Das Gericht ist davon überzeugt, dass der Verfügungsbeklagte zu 2) am Nachmittag des 10.06.2010 von dem Balkon der von ihm und seiner Familie bewohnten Wohnung im 3. Geschoss des Hauses einen Holzstuhl geworfen hat, der die Mitarbeiter des von der Verfügungsklägerin beauftragten Sicherheitsdienstes … und … nur um wenige Meter verfehlte. Dies haben … und … in ihren eidesstattlichen Versicherungen vom 23.08.2010 (Anlagen ASt 23, 25) bestätigt. Zudem hat der im Termin vom 16.08.2010 als Zeuge vernommene … ausgesagt, dass er den Verfügungsbeklagten zu 2) am Nachmittag des 10.06.2010 auf dem Balkon seiner Wohnung gesehen habe und plötzlich ein Holzstuhl in 1 bis 2 Meter Entfernung neben ihm auf dem Boden aufgeprallt sei. Der Zeuge … hat bei seiner Vernehmung ausgesagt, dass er zwar nicht gesehen habe, dass der Verfügungsbeklagte zu 2) den Stuhl vom Balkon geworfen habe, aber davon ausgehe, zumal er keine weiteren Personen auf dem Balkon gesehen habe.
Der Mitarbeiter des Sicherheitsdienstes … hat in seiner eidesstattlichen Versicherung vom 23.08.2010 erklärt, dass er zuvor den Verfügungsbeklagten zu 2) mit einem Stuhl auf dem Balkon gesehen habe und dieser lautstark gelacht habe, nachdem der Stuhl auf dem Boden aufgeprallt war.
Durch das Herabwerfen eines Stuhles hat der Verfügungsbeklagte zu 2) die Gesundheit und sogar das Leben der Mitarbeiter des Sicherheitsdienstes gefährdet. Hätte der Stuhl einen der beiden Personen getroffen, so hätte sich diese Verletzungen zuziehen können. Ein unglücklicher Aufprall des Holzstuhles auf dem Kopf hätte sogar tödliche Folgen haben können.

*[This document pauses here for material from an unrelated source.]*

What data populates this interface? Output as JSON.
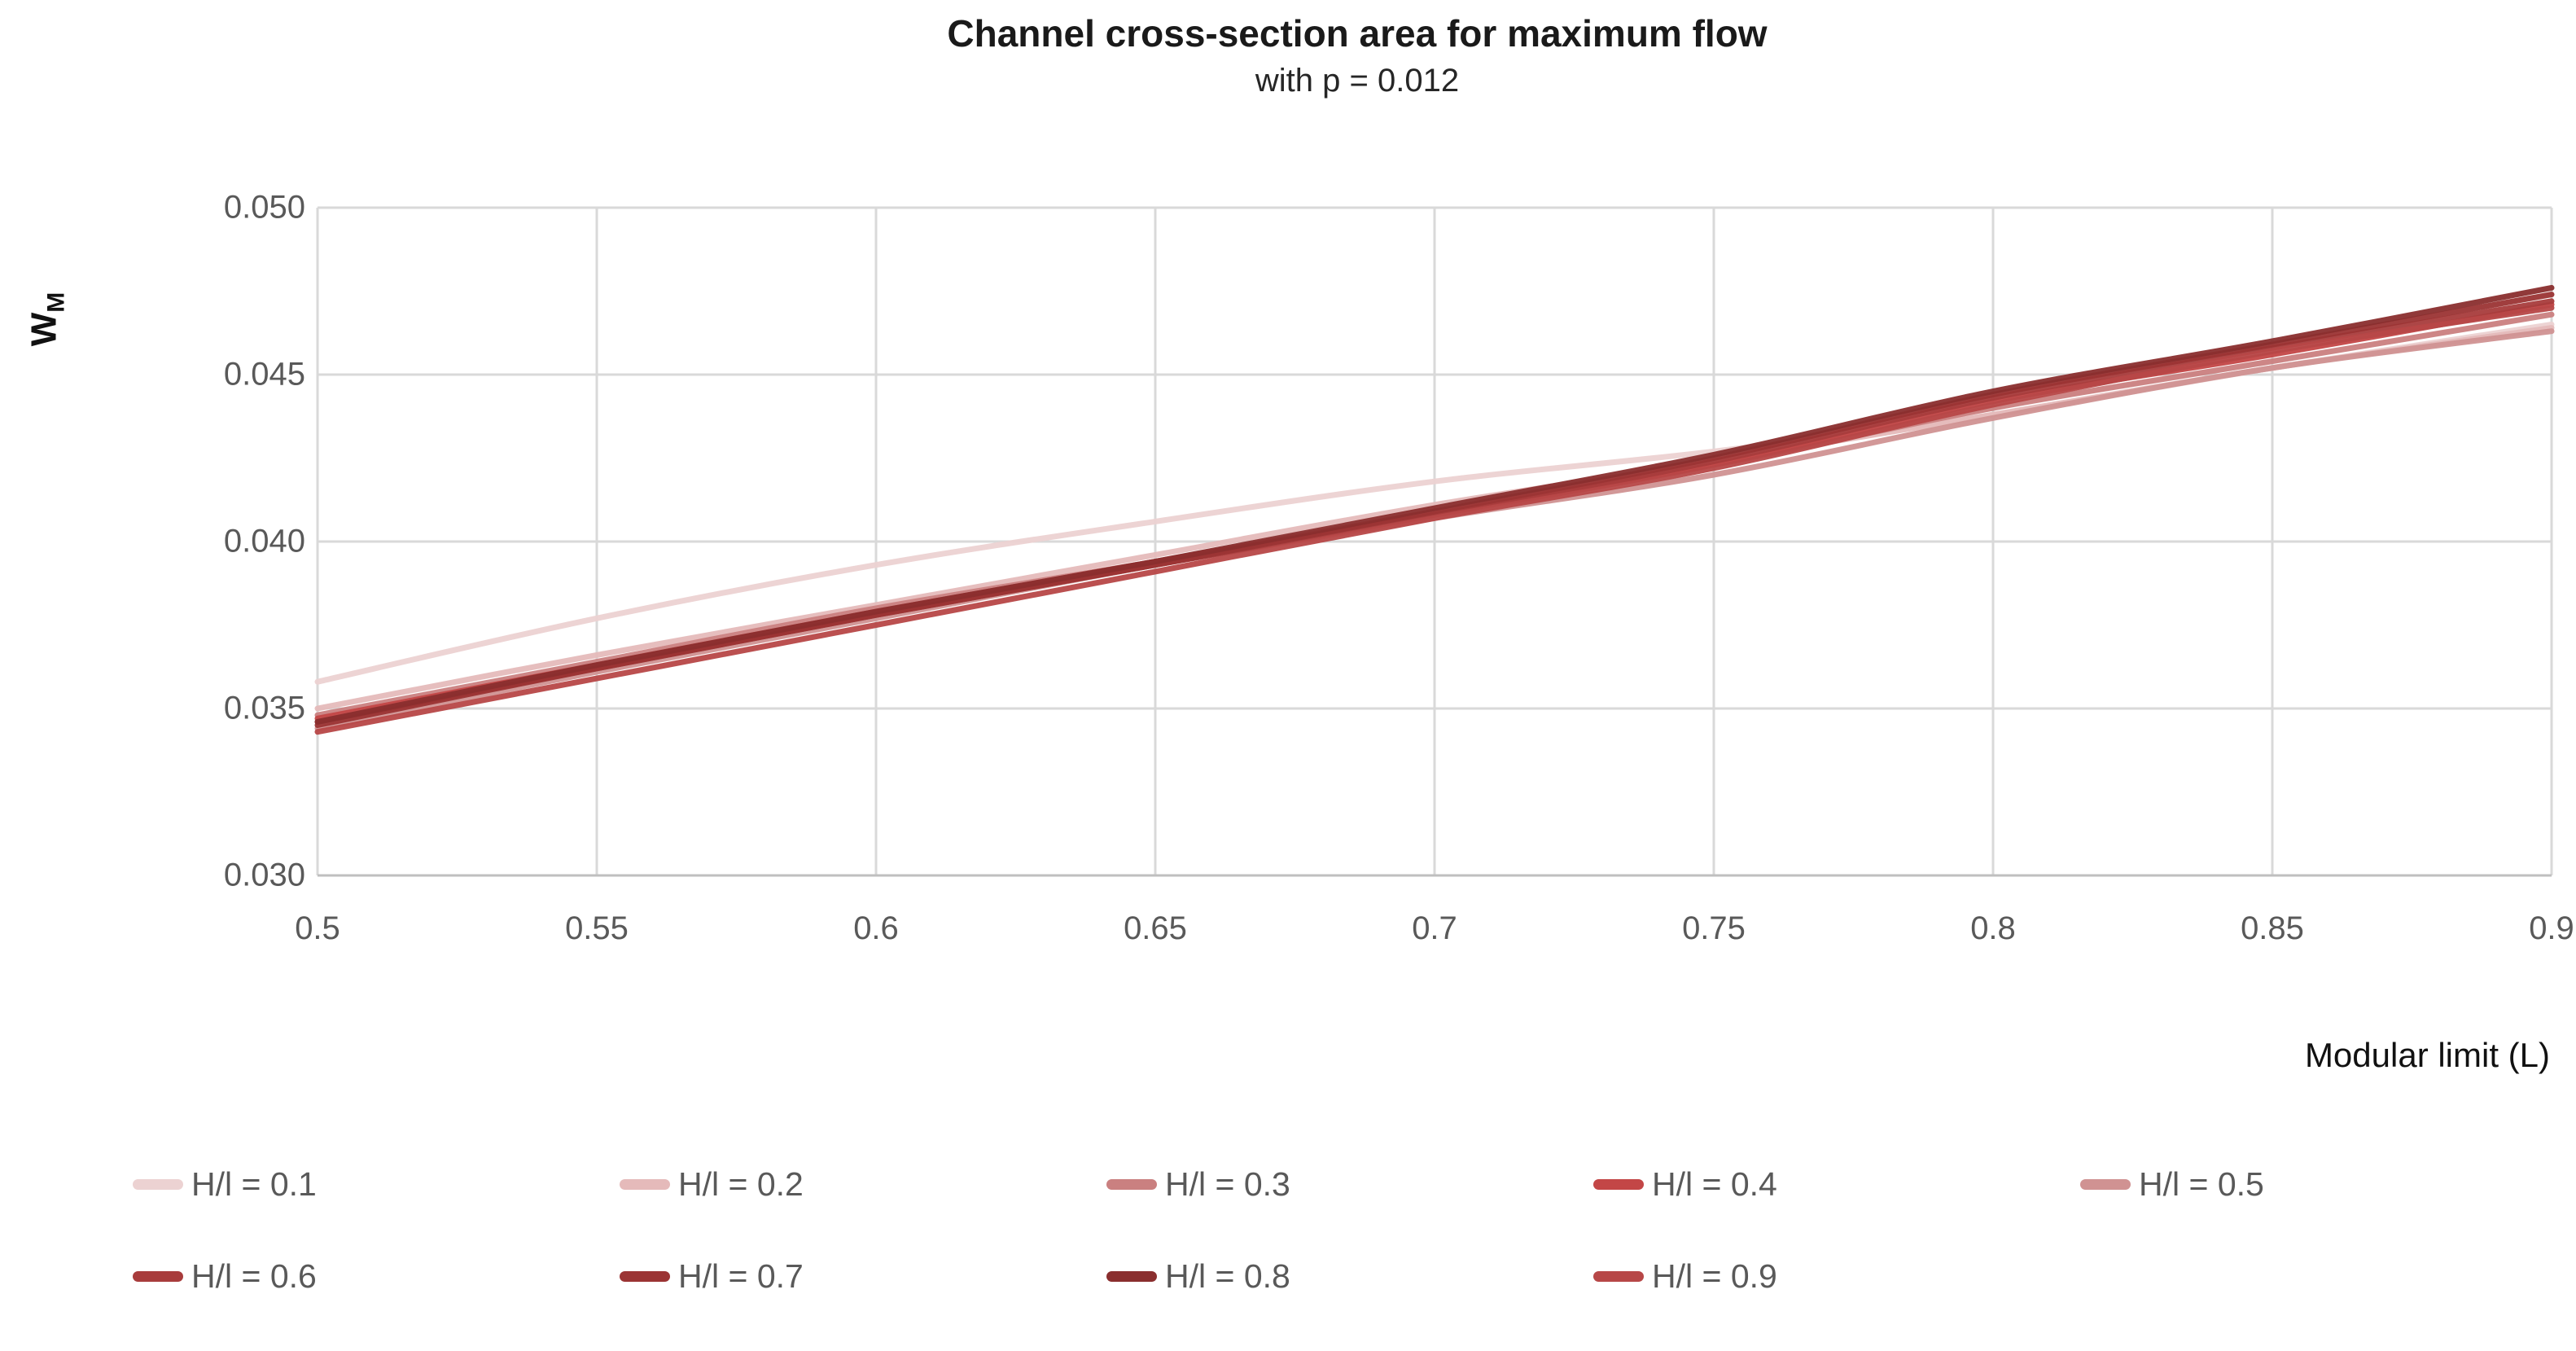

Das Gericht ist aufgrund der glaubhaften Aussagen des im Termin vom 16.08.2010 vernommenen … auch davon überzeugt, dass der Verfügungsbeklagte zu 2) am Abend des 24.06.2010 gegen 20.30 Uhr mit einem Gegenstand, der das Aussehen einer Pistole hatte, auf die Mitarbeiter des Sicherheitsdienstes … und … von seinem Balkon aus gezielt hat. Dies hat auch … in seiner eidesstattlichen Versicherung vom 22.08.2010 (Anlage Ast 24) bestätigt.
Wie sich aus der Pressemitteilung der Polizei vom 14.06.2010 (Anlage ASt 10) ergibt, wurden bei der anschließenden Durchsuchung der Wohnung der Verfügungsbeklagten zwei Schreckschusswaffen, zwei Spielzeugpistolen und ein Reizsprühgerät gefunden und sichergestellt.
Der Verfügungsbeklagte zu 2) hat bei seiner Anhörung im Termin vom 16.08.2010 erklärt, er habe am 14.06.2010 lediglich einen Fotoapparat in der Hand gehalten. Da er sich durch die Sicherheitsleute gestört gefühlt habe, habe er so getan, als fotografiere er sie.
Das Gericht hält aber diese Aussage angesichts der eidesstattlichen Versicherungen von … und … für eine reine Schutzbehauptung. Das Verhalten des Verfügungsbeklagten zu 2) vom 14.06.2010 verwirklicht den Tatbestand einer Bedrohung.
Im Zusammenhang mit seinem Verhalten vom 10.06.2010, dem Herabwerfen eines Stuhles in Richtung der Mitarbeiter des Sicherheitsdienstes mussten diese um weitere Übergriffe auf Leib oder Leben fürchten.
Nachdem das Mietverhältnis bereits durch Schreiben vom 27.05.2010 seitens der Klägerin fristlos gekündigt worden war, war nach Auffassung des Gerichtes aufgrund des Verhaltens des Verfügungsbeklagten zu 2) eine Räumung der streitgegenständlichen Wohnung durch einstweilige Verfügung gemäß § 940 a ZPO gerechtfertigt, um weitere Übergriffe abzuwenden.
Die Kostenentscheidung ergibt sich aus § 91 ZPO.
Die Entscheidung über die vorläufige Vollstreckbarkeit folgt aus §§ 708 Ziff. 11, 711 ZPO.